U.S. District Court Judge Larry J. McKinney of the Southern District of Indiana, Indianapolis Division, denied Kelvin Marion’s motion to reduce his sentence under Section 3582(c)(2) on a form order that simply said “As directed by 18 U.S.C. § 3581(c)(2) the Court has considered the relevant factors in U.S.S.G. § 1B1.10(b) and 18 U.S.C. § 3553(a) and determined a sentence reduction is not appropriate.”

In United States of America v. Kelvin Marion, No. 09-2525, the Circuit judges found the lower court’s written analysis to be too terse to allow for a meaningful review on appeal. Marion pleaded guilty to conspiracy to distribute and to possess with intent to distribute cocaine and cocaine base and was sentenced to 160 months in 2000. He moved under Section 3582(c)(2) to reduce his sentence, which the District Court denied with the one-sentence explanation.

A District Court doesn’t need to provide a detailed, written explanation analyzing every factor, but it must provide some statement of its reasoning for the Circuit Court to meaningfully review the lower court’s decision, wrote Judge Michael S. Kanne.

The Circuit judges believed a District Court’s order on a motion for sentence reduction should at least address briefly any significant events that may have happened since the original sentencing.

“If the district court believes that nothing particularly noteworthy has changed concerning the basis for the defendant’s original sentence, some simple explanation to that effect will apprise both the defendant and this court of that fact,” wrote the judge.
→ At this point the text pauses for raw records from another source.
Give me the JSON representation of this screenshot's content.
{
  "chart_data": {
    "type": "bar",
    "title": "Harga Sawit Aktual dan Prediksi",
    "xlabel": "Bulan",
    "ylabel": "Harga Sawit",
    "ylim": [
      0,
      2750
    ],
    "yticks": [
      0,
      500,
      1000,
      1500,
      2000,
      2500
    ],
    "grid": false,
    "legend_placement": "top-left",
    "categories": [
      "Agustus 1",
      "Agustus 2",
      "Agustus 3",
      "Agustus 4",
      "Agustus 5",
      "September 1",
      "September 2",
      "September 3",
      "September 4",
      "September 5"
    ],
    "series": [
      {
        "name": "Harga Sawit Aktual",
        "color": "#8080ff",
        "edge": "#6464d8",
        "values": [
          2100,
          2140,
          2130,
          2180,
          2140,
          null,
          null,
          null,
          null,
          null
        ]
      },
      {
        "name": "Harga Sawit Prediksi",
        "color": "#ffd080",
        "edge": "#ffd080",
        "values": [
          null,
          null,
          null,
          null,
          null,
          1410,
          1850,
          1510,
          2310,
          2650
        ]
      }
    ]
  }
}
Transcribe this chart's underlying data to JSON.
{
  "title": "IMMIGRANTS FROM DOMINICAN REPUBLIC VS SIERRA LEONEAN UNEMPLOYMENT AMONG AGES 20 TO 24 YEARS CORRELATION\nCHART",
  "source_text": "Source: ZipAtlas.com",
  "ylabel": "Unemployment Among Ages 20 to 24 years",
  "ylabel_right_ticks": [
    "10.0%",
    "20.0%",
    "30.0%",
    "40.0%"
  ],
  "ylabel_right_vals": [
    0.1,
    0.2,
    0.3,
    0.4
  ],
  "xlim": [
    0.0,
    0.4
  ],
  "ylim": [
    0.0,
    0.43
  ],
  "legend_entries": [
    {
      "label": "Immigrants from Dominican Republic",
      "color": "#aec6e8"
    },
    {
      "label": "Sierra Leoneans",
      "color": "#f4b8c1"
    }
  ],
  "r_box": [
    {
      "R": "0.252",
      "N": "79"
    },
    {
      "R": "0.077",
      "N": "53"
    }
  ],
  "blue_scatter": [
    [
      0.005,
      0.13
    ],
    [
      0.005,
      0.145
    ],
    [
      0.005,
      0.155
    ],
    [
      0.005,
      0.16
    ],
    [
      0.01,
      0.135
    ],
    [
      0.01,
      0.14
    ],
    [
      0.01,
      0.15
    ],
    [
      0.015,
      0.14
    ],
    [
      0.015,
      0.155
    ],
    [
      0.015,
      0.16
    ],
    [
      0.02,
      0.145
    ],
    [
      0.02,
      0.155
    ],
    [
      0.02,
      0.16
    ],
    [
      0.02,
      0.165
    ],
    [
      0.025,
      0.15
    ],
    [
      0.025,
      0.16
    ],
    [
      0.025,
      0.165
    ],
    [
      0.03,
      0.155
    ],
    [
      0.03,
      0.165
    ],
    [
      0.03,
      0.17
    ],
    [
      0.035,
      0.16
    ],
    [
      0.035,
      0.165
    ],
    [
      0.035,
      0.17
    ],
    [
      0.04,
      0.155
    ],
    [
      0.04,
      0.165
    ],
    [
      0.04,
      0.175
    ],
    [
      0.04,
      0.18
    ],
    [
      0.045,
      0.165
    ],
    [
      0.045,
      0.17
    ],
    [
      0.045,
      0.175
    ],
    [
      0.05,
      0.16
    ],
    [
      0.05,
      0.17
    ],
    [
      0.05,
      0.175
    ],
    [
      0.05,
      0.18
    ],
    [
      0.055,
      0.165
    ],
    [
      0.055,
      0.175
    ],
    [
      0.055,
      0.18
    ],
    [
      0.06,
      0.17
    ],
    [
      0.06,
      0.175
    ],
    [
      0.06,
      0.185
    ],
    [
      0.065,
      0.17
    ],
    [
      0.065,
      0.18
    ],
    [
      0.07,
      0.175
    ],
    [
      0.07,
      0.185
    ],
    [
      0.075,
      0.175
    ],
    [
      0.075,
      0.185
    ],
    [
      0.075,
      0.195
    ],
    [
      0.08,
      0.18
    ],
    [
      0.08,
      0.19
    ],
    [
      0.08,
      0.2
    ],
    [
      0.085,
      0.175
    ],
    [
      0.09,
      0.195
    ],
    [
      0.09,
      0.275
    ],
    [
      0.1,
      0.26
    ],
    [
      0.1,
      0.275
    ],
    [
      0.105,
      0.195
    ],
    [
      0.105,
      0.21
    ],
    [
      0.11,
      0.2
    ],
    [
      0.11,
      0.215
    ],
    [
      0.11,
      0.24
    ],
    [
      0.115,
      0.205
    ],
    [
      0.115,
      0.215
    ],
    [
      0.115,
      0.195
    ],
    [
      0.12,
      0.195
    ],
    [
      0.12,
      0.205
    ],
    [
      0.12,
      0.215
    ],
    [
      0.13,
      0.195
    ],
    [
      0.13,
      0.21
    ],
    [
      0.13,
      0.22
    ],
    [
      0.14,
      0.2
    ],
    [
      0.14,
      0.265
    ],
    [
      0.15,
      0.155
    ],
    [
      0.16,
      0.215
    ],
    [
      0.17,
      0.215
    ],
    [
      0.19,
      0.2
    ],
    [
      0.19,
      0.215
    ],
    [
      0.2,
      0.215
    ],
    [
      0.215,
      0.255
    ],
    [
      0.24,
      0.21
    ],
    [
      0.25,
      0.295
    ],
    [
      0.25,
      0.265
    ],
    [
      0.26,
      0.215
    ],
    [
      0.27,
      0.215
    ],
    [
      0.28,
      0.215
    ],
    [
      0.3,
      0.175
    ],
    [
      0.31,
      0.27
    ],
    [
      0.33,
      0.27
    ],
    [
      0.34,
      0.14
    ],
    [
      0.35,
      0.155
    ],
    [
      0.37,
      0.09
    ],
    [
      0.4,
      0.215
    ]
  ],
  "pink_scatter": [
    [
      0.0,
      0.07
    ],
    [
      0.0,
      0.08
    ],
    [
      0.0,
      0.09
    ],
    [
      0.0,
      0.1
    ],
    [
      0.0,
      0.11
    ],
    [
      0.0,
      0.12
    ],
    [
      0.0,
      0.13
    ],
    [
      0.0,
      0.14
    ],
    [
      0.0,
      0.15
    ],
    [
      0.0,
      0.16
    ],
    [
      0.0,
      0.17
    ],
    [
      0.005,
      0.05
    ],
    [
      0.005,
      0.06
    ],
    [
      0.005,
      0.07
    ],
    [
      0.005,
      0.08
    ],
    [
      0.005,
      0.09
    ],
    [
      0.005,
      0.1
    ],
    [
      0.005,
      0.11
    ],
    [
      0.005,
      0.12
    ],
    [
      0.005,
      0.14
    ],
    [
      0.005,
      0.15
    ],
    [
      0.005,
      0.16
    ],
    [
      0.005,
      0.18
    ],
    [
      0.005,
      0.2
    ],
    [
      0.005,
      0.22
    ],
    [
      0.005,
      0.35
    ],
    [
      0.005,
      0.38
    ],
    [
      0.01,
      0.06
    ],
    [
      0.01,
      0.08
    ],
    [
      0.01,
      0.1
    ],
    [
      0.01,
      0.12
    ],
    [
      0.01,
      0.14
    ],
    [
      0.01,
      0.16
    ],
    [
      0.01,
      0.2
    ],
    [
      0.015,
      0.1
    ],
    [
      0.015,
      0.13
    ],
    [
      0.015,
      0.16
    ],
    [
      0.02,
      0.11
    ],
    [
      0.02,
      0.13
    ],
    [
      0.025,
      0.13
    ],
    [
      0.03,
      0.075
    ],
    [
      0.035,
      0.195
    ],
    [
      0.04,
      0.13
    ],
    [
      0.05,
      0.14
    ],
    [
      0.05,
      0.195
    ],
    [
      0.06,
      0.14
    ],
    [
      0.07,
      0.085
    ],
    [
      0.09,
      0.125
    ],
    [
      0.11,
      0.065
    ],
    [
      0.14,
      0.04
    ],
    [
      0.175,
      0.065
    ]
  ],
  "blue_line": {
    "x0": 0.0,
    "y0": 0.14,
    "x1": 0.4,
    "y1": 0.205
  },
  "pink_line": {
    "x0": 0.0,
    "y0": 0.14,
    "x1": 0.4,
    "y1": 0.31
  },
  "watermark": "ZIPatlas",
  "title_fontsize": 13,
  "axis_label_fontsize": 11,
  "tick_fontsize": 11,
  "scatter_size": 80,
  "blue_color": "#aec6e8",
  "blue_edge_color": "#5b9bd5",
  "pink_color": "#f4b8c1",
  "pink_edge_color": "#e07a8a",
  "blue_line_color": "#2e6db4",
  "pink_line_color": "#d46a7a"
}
Judge Kanne cautioned that the Circuit Court’s ruling in the instant case shouldn’t be read to expand what is required of a District Court when sentencing a defendant or considering a motion to reduce a sentence under Section 3582(c)(2). There’s nothing wrong with using a form order or having only a one-sentence explanation. But it’s impossible for the Circuit Court to ensure the lower court didn’t abuse its discretion if the order only shows the District Court exercised its discretion rather than showing how it exercised that discretion, he wrote.